In this way, it is possible to reduce landing deviation caused by deflection of electron beams due to an external magnetic field such as geomagnetism, and in particular, it is possible to simultaneously improve the characteristics of the lateral corner portion and the NS portion in the tube axial direction. In addition, by covering the connecting portion with the second skirt portion, the lines of magnetic force can be made regular, and the amount of landing deviation of the electron beam when scanning the vicinity of the connecting portion can be reduced. As a result, color fringing and hue unevenness can be reduced over the entire screen.

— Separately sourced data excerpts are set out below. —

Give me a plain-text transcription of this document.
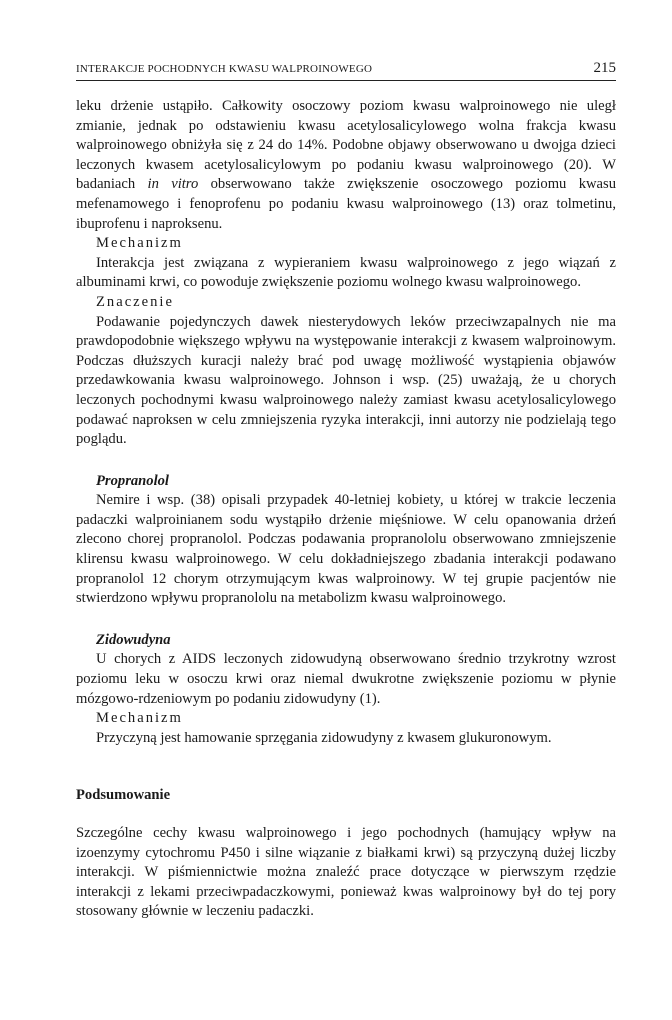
INTERAKCJE POCHODNYCH KWASU WALPROINOWEGO	215

leku drżenie ustąpiło. Całkowity osoczowy poziom kwasu walproinowego nie uległ zmianie, jednak po odstawieniu kwasu acetylosalicylowego wolna frakcja kwasu walproinowego obniżyła się z 24 do 14%. Podobne objawy obserwowano u dwojga dzieci leczonych kwasem acetylosalicylowym po podaniu kwasu walproinowego (20). W badaniach in vitro obserwowano także zwiększenie osoczowego poziomu kwasu mefenamowego i fenoprofenu po podaniu kwasu walproinowego (13) oraz tolmetinu, ibuprofenu i naproksenu.

Mechanizm

Interakcja jest związana z wypieraniem kwasu walproinowego z jego wiązań z albuminami krwi, co powoduje zwiększenie poziomu wolnego kwasu walproinowego.

Znaczenie

Podawanie pojedynczych dawek niesterydowych leków przeciwzapalnych nie ma prawdopodobnie większego wpływu na występowanie interakcji z kwasem walproinowym. Podczas dłuższych kuracji należy brać pod uwagę możliwość wystąpienia objawów przedawkowania kwasu walproinowego. Johnson i wsp. (25) uważają, że u chorych leczonych pochodnymi kwasu walproinowego należy zamiast kwasu acetylosalicylowego podawać naproksen w celu zmniejszenia ryzyka interakcji, inni autorzy nie podzielają tego poglądu.

Propranolol

Nemire i wsp. (38) opisali przypadek 40-letniej kobiety, u której w trakcie leczenia padaczki walproinianem sodu wystąpiło drżenie mięśniowe. W celu opanowania drżeń zlecono chorej propranolol. Podczas podawania propranololu obserwowano zmniejszenie klirensu kwasu walproinowego. W celu dokładniejszego zbadania interakcji podawano propranolol 12 chorym otrzymującym kwas walproinowy. W tej grupie pacjentów nie stwierdzono wpływu propranololu na metabolizm kwasu walproinowego.

Zidowudyna

U chorych z AIDS leczonych zidowudyną obserwowano średnio trzykrotny wzrost poziomu leku w osoczu krwi oraz niemal dwukrotne zwiększenie poziomu w płynie mózgowo-rdzeniowym po podaniu zidowudyny (1).

Mechanizm

Przyczyną jest hamowanie sprzęgania zidowudyny z kwasem glukuronowym.

Podsumowanie

Szczególne cechy kwasu walproinowego i jego pochodnych (hamujący wpływ na izoenzymy cytochromu P450 i silne wiązanie z białkami krwi) są przyczyną dużej liczby interakcji. W piśmiennictwie można znaleźć prace dotyczące w pierwszym rzędzie interakcji z lekami przeciwpadaczkowymi, ponieważ kwas walproinowy był do tej pory stosowany głównie w leczeniu padaczki.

Here, the inner magnetic shield can also be made such that the side edges of the frame on each side of the side surface have a plurality of mounting surface portions used to be mounted on the positioning member or the holding member, and from the plurality of The first skirt portion and the second skirt portion extend from an edge portion of the installation surface portion corresponding to the erection member or the tension erection member.

Here, the distance between the first skirt along the length of the erection member or tension erection member relative to the positioning member or holding member is 1/4 to 1/3 times, so as to reduce the electron beam It is suitable for the angle of screen deviation.

In addition, the so-called "magnetic coupling" means that at the boundary part of each element, the magnetic field lines along the inner magnetic shield are to the extent that the landing deviation is not caused or the landing deviation is lower than that of the prior art. degree and smoothly continuous.

A brief description of the drawings

FIG. 1 is a sectional view of a CRT according to Embodiment 1. As shown in FIG.

2 is a drawing showing the main internal structure of the part related to the invention of the CRT in Embodiment 1, and is an exploded perspective view when disassembled from the mounted state of the internal magnetic shield and the shadow mask frame.

Fig. 3 is a perspective view showing the state in which the inner magnetic shield is attached to the mask frame in the first embodiment.

FIG. 4 is a schematic diagram showing the lines of magnetic force near the boundary between the shadow mask frame and the inner magnetic shield.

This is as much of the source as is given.